If they can compensate by taking the museum to where the people are — the malls, the parks — they may be able to double their audience, even when the world eventually returns to normalcy.

A state museum could, for instance, operate through arms… an arm at the railway station. A small rotating exhibition, nothing too grand. But there is definitely a need to change the way museums reach out to the general public.

Where does India stand, when it comes to reaching out differently?

In the 1960s and 1970s, the general approach to museology in India was to collect a large number of objects, label them and display them. Indian museums continue to do that to a large extent. As a result, despite fantastic collections, the experience people get out of them is where the difficulty lies.

Now, planners are seeing that it’s all about how well you can tell the story and evoke a sense of awe that stays with the visitor after they have left. In this regard, technology plays a key role. Where everything was once a one-way street, at the most basic level, something like a social media feed now allows for two-way interaction.

The one mistake many people make is that they jump right into technology. If technology is assisting in communication, we must first ensure that the message is well-framed.

Could we overdo it? Is there such a thing as too much technology?

Museums have certain core functions, and if you can use technology to help with those functions — whether it’s taking a living version of history into classrooms, interpreting history, demonstrating history — that’s fantastic. Think of a museum of natural history with modules on biodiversity and climate change. That would be so relevant to contemporary times.

The tools are plentiful now. One can look at ancient objects in 3D, zoom in and out or rotate them, on a website. While nothing can replace the physical experience, I would say that any experience is preferable to none at all.

You’ve said that something like a café can be crucial. Why?

The 15-to-35 age group is one that most museums have lost out on. With that age group, if you make it more exciting for them to come, bring their peers, sit and have a coffee, that could help. The average college student shouldn’t look at it as a dead space where old things are stored. Museums could also stay open for longer, to accommodate the office-goer after work.

I recall sitting at a large museum retreat where they discussed how museums could compete with amusement parks. Of course, amusement parks are pure entertainment; museums have collections that can be used to entertain. But you need entertaining activities to entice people to come to you.

What are the things that some of the best-loved museums around the world have got right?

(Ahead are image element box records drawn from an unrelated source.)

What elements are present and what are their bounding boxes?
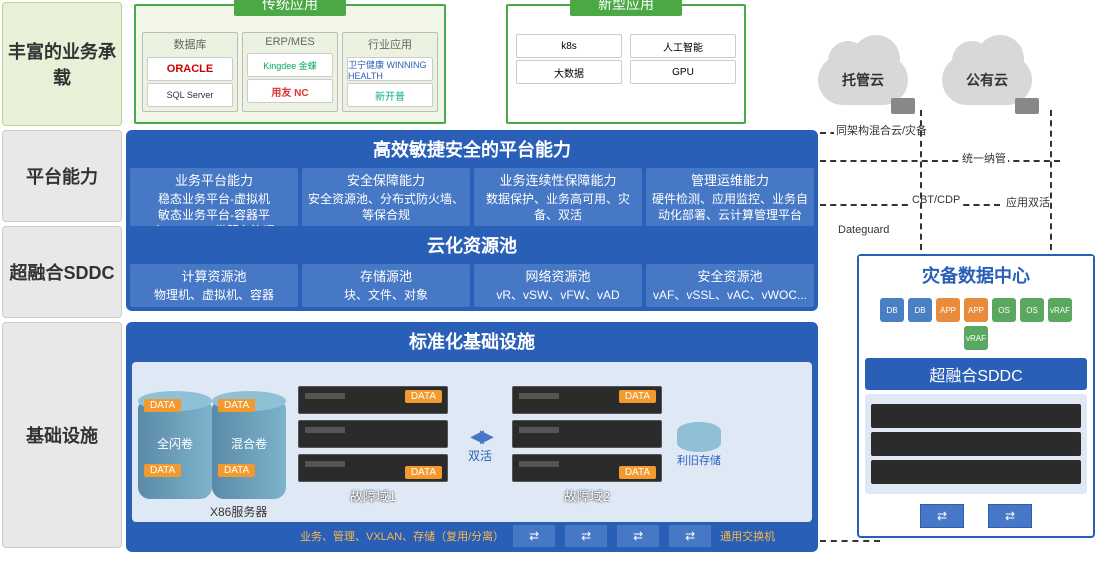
switch-icon: ⇄ bbox=[920, 504, 964, 528]
switch-label: 通用交换机 bbox=[720, 528, 775, 544]
app-kingdee: Kingdee 金蝶 bbox=[247, 53, 333, 77]
dash-line-v bbox=[1050, 110, 1052, 250]
fault-domain-1: DATA DATA 故障域1 bbox=[298, 386, 448, 505]
cyl-flash: 全闪卷 DATA DATA bbox=[138, 391, 212, 499]
dr-icon: OS bbox=[1020, 298, 1044, 322]
data-tag: DATA bbox=[144, 399, 181, 412]
data-tag: DATA bbox=[218, 464, 255, 477]
app-xinkaipu: 新开普 bbox=[347, 83, 433, 107]
hosted-cloud-label: 托管云 bbox=[842, 70, 884, 90]
dr-header: 灾备数据中心 bbox=[859, 256, 1093, 294]
dash-line-v bbox=[920, 110, 922, 250]
col-ind-hdr: 行业应用 bbox=[345, 35, 435, 55]
public-cloud-label: 公有云 bbox=[966, 70, 1008, 90]
switch-icon: ⇄ bbox=[512, 524, 556, 548]
fault-domain-2: DATA DATA 故障域2 bbox=[512, 386, 662, 505]
hosted-cloud: 托管云 bbox=[813, 50, 913, 110]
dash-label-unified: 统一纳管 bbox=[960, 150, 1008, 166]
dash-line bbox=[820, 160, 1060, 162]
sddc-cell: 安全资源池vAF、vSSL、vAC、vWOC... bbox=[646, 264, 814, 307]
switch-icon: ⇄ bbox=[616, 524, 660, 548]
switch-icon: ⇄ bbox=[668, 524, 712, 548]
app-winning: 卫宁健康 WINNING HEALTH bbox=[347, 57, 433, 81]
sddc-cells: 计算资源池物理机、虚拟机、容器存储源池块、文件、对象网络资源池vR、vSW、vF… bbox=[130, 264, 814, 307]
infra-band: 标准化基础设施 全闪卷 DATA DATA 混合卷 DATA DATA bbox=[126, 322, 818, 552]
traditional-app-group: 传统应用 数据库 ORACLE SQL Server ERP/MES Kingd… bbox=[134, 4, 446, 124]
data-tag: DATA bbox=[619, 466, 656, 479]
x86-label: X86服务器 bbox=[210, 503, 267, 520]
app-sqlserver: SQL Server bbox=[147, 83, 233, 107]
dr-stage bbox=[865, 394, 1087, 494]
cyl-hybrid: 混合卷 DATA DATA bbox=[212, 391, 286, 499]
net-label: 业务、管理、VXLAN、存储（复用/分离） bbox=[300, 528, 504, 544]
legacy-storage: 利旧存储 bbox=[674, 422, 724, 468]
dr-icon: APP bbox=[964, 298, 988, 322]
fd2-label: 故障域2 bbox=[512, 486, 662, 505]
sddc-hdr: 云化资源池 bbox=[130, 230, 814, 264]
col-db: 数据库 ORACLE SQL Server bbox=[142, 32, 238, 112]
dual-label: 双活 bbox=[468, 447, 492, 464]
col-industry: 行业应用 卫宁健康 WINNING HEALTH 新开普 bbox=[342, 32, 438, 112]
app-bigdata: 大数据 bbox=[516, 60, 622, 84]
app-yonyou: 用友 NC bbox=[247, 79, 333, 103]
new-app-group: 新型应用 k8s 大数据 人工智能 GPU bbox=[506, 4, 746, 124]
row3-label: 超融合SDDC bbox=[2, 226, 122, 318]
dr-icon: vRAF bbox=[1048, 298, 1072, 322]
data-tag: DATA bbox=[144, 464, 181, 477]
app-k8s: k8s bbox=[516, 34, 622, 58]
sddc-cell: 计算资源池物理机、虚拟机、容器 bbox=[130, 264, 298, 307]
row-platform: 平台能力 高效敏捷安全的平台能力 业务平台能力稳态业务平台-虚拟机敏态业务平台-… bbox=[0, 128, 1107, 224]
dr-sddc-label: 超融合SDDC bbox=[865, 358, 1087, 390]
fd1-label: 故障域1 bbox=[298, 486, 448, 505]
network-row: 业务、管理、VXLAN、存储（复用/分离） ⇄ ⇄ ⇄ ⇄ 通用交换机 bbox=[132, 524, 812, 548]
dash-label-cbt: CBT/CDP bbox=[910, 194, 962, 206]
dr-icon: vRAF bbox=[964, 326, 988, 350]
infra-stage: 全闪卷 DATA DATA 混合卷 DATA DATA DATA DATA bbox=[132, 362, 812, 522]
switch-icon: ⇄ bbox=[988, 504, 1032, 528]
sddc-cell: 网络资源池vR、vSW、vFW、vAD bbox=[474, 264, 642, 307]
col-erp: ERP/MES Kingdee 金蝶 用友 NC bbox=[242, 32, 338, 112]
app-ai: 人工智能 bbox=[630, 34, 736, 58]
data-tag: DATA bbox=[405, 390, 442, 403]
infra-hdr: 标准化基础设施 bbox=[132, 326, 812, 360]
platform-hdr: 高效敏捷安全的平台能力 bbox=[130, 134, 814, 168]
col-erp-hdr: ERP/MES bbox=[245, 35, 335, 51]
public-cloud: 公有云 bbox=[937, 50, 1037, 110]
dr-switch-row: ⇄ ⇄ bbox=[859, 498, 1093, 536]
dash-label-hybrid: 同架构混合云/灾备 bbox=[834, 122, 929, 138]
dr-icon: OS bbox=[992, 298, 1016, 322]
dr-icon: DB bbox=[908, 298, 932, 322]
dr-icon: APP bbox=[936, 298, 960, 322]
data-tag: DATA bbox=[405, 466, 442, 479]
dr-icons: DBDBAPPAPPOSOSvRAFvRAF bbox=[859, 294, 1093, 354]
col-db-hdr: 数据库 bbox=[145, 35, 235, 55]
sddc-cell: 存储源池块、文件、对象 bbox=[302, 264, 470, 307]
dash-label-appdual: 应用双活 bbox=[1004, 194, 1052, 210]
new-app-header: 新型应用 bbox=[570, 0, 682, 16]
dash-label-dateguard: Dateguard bbox=[836, 224, 891, 236]
dual-active-arrow: ◀▶ 双活 bbox=[460, 425, 500, 465]
cyl-hybrid-label: 混合卷 bbox=[212, 435, 286, 452]
cyl-flash-label: 全闪卷 bbox=[138, 435, 212, 452]
row1-label: 丰富的业务承载 bbox=[2, 2, 122, 126]
row4-label: 基础设施 bbox=[2, 322, 122, 548]
dash-line bbox=[820, 540, 880, 542]
cloud-group: 托管云 公有云 bbox=[813, 50, 1037, 110]
data-tag: DATA bbox=[619, 390, 656, 403]
sddc-band: 云化资源池 计算资源池物理机、虚拟机、容器存储源池块、文件、对象网络资源池vR、… bbox=[126, 226, 818, 311]
cylinder-pair: 全闪卷 DATA DATA 混合卷 DATA DATA bbox=[138, 391, 286, 499]
dr-icon: DB bbox=[880, 298, 904, 322]
app-gpu: GPU bbox=[630, 60, 736, 84]
switch-icon: ⇄ bbox=[564, 524, 608, 548]
row2-label: 平台能力 bbox=[2, 130, 122, 222]
data-tag: DATA bbox=[218, 399, 255, 412]
dr-datacenter: 灾备数据中心 DBDBAPPAPPOSOSvRAFvRAF 超融合SDDC ⇄ … bbox=[857, 254, 1095, 538]
legacy-storage-label: 利旧存储 bbox=[674, 452, 724, 468]
app-oracle: ORACLE bbox=[147, 57, 233, 81]
traditional-header: 传统应用 bbox=[234, 0, 346, 16]
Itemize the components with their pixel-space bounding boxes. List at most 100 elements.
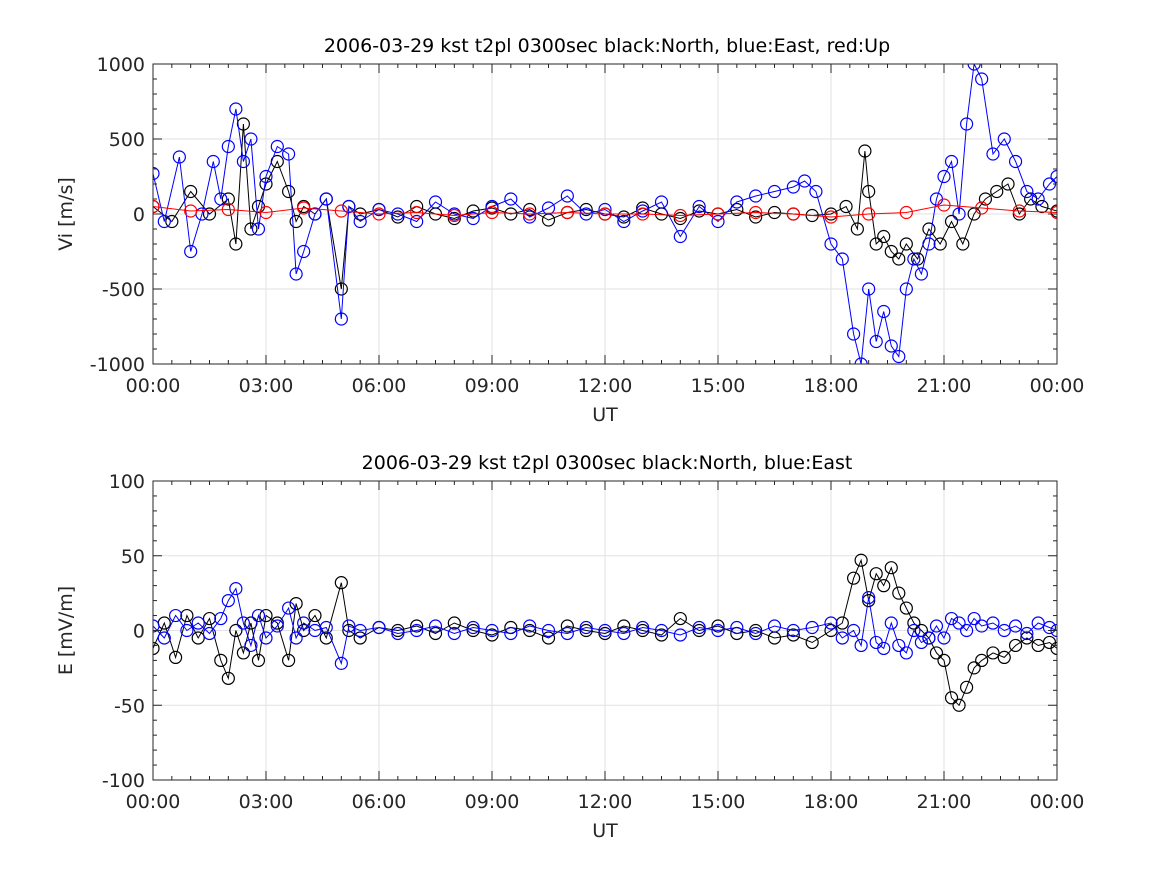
data-point-east: [202, 626, 217, 641]
y-axis-label: Vi [m/s]: [55, 177, 77, 251]
data-point-north: [967, 661, 981, 675]
chart-panel-1: 00:00 03:00 06:00 09:00 12:00 15:00 18:00 21:00…: [55, 35, 1084, 426]
data-point-east: [342, 619, 356, 633]
data-point-north: [342, 623, 356, 638]
data-point-east: [786, 180, 800, 194]
data-point-north: [236, 646, 250, 660]
data-point-east: [1008, 154, 1023, 169]
series-group: [153, 64, 1057, 364]
x-tick-label: 12:00: [578, 791, 633, 813]
data-point-up: [334, 204, 348, 218]
data-point-east: [334, 312, 348, 326]
data-point-east: [862, 282, 876, 296]
data-point-up: [410, 205, 424, 220]
data-point-east: [711, 623, 725, 638]
data-point-north: [541, 631, 556, 645]
y-tick-label: -1000: [90, 354, 145, 376]
data-point-north: [786, 628, 800, 642]
series-group: [153, 553, 1057, 712]
data-point-east: [673, 229, 687, 244]
data-point-east: [959, 117, 974, 131]
series-line-east: [153, 64, 1057, 364]
series-line-east: [153, 587, 1057, 666]
y-tick-label: -100: [102, 770, 145, 792]
data-point-north: [282, 184, 296, 199]
data-point-north: [391, 210, 405, 224]
data-point-east: [180, 623, 194, 638]
data-point-east: [846, 327, 861, 341]
data-point-north: [523, 623, 537, 638]
x-tick-label: 06:00: [352, 791, 407, 813]
data-point-east: [410, 623, 424, 638]
data-point-east: [523, 210, 537, 224]
data-point-east: [914, 267, 929, 281]
data-point-east: [221, 593, 235, 608]
data-point-north: [251, 653, 266, 668]
data-point-east: [410, 214, 424, 229]
data-point-east: [899, 646, 913, 660]
data-point-east: [282, 601, 296, 615]
data-point-up: [259, 205, 273, 220]
data-point-east: [636, 204, 650, 218]
data-point-north: [805, 635, 819, 650]
data-point-east: [153, 619, 160, 633]
data-point-north: [892, 586, 906, 600]
data-point-up: [636, 207, 650, 221]
data-point-east: [922, 237, 936, 251]
data-point-north: [986, 646, 1000, 660]
data-point-east: [206, 154, 220, 169]
data-point-east: [877, 641, 891, 656]
data-point-north: [308, 608, 322, 623]
data-point-north: [877, 579, 891, 593]
data-point-east: [372, 202, 386, 217]
data-point-north: [221, 671, 235, 685]
data-point-east: [944, 154, 959, 169]
data-point-north: [835, 616, 849, 630]
data-point-north: [259, 608, 273, 623]
data-point-east: [428, 195, 443, 209]
data-point-north: [289, 596, 303, 611]
x-tick-label: 09:00: [465, 375, 520, 397]
data-point-east: [967, 64, 981, 71]
series-line-up: [153, 204, 1057, 218]
data-point-north: [937, 653, 951, 668]
data-point-up: [1012, 204, 1026, 218]
data-point-north: [862, 184, 876, 199]
data-point-east: [997, 623, 1011, 638]
data-point-east: [877, 304, 891, 319]
data-point-east: [466, 211, 480, 226]
data-point-north: [1050, 641, 1057, 656]
data-point-north: [353, 631, 367, 645]
data-point-east: [153, 166, 160, 181]
data-point-up: [862, 207, 876, 221]
data-point-east: [523, 619, 537, 633]
data-point-east: [236, 616, 250, 630]
data-point-east: [805, 620, 819, 635]
data-point-east: [692, 620, 706, 635]
x-tick-label: 06:00: [352, 375, 407, 397]
data-point-east: [282, 147, 296, 161]
data-point-north: [944, 691, 959, 705]
data-point-north: [447, 616, 461, 630]
data-point-east: [157, 214, 171, 229]
data-point-up: [153, 199, 160, 214]
data-point-east: [428, 619, 443, 633]
data-point-north: [229, 623, 243, 638]
data-point-east: [485, 623, 499, 638]
data-point-north: [617, 210, 631, 224]
data-point-north: [956, 237, 970, 251]
data-point-east: [673, 628, 687, 642]
data-point-east: [692, 199, 706, 214]
data-point-up: [786, 207, 800, 221]
data-point-east: [214, 192, 228, 206]
data-point-east: [767, 184, 782, 199]
data-point-north: [944, 214, 959, 229]
data-point-north: [854, 553, 868, 567]
data-point-north: [410, 619, 424, 633]
data-point-north: [1001, 177, 1015, 191]
data-point-east: [892, 349, 906, 364]
data-point-east: [251, 222, 266, 236]
x-tick-label: 15:00: [691, 375, 746, 397]
data-point-east: [236, 154, 250, 169]
data-point-north: [869, 567, 883, 581]
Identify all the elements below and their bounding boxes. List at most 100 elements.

One of the things that’s changing is that museums are becoming their community’s anchor, their cultural centre. Some Pacific countries such as Vanuatu and New Caledonia even call them cultural centres. These institutes have performance spaces, events, meeting places, and they have spaces where ancestral things are housed. The community feels a sense of ownership over it all. The centre keeps adding to contemporary collections. In this way, connections between the local community and museum are fostered.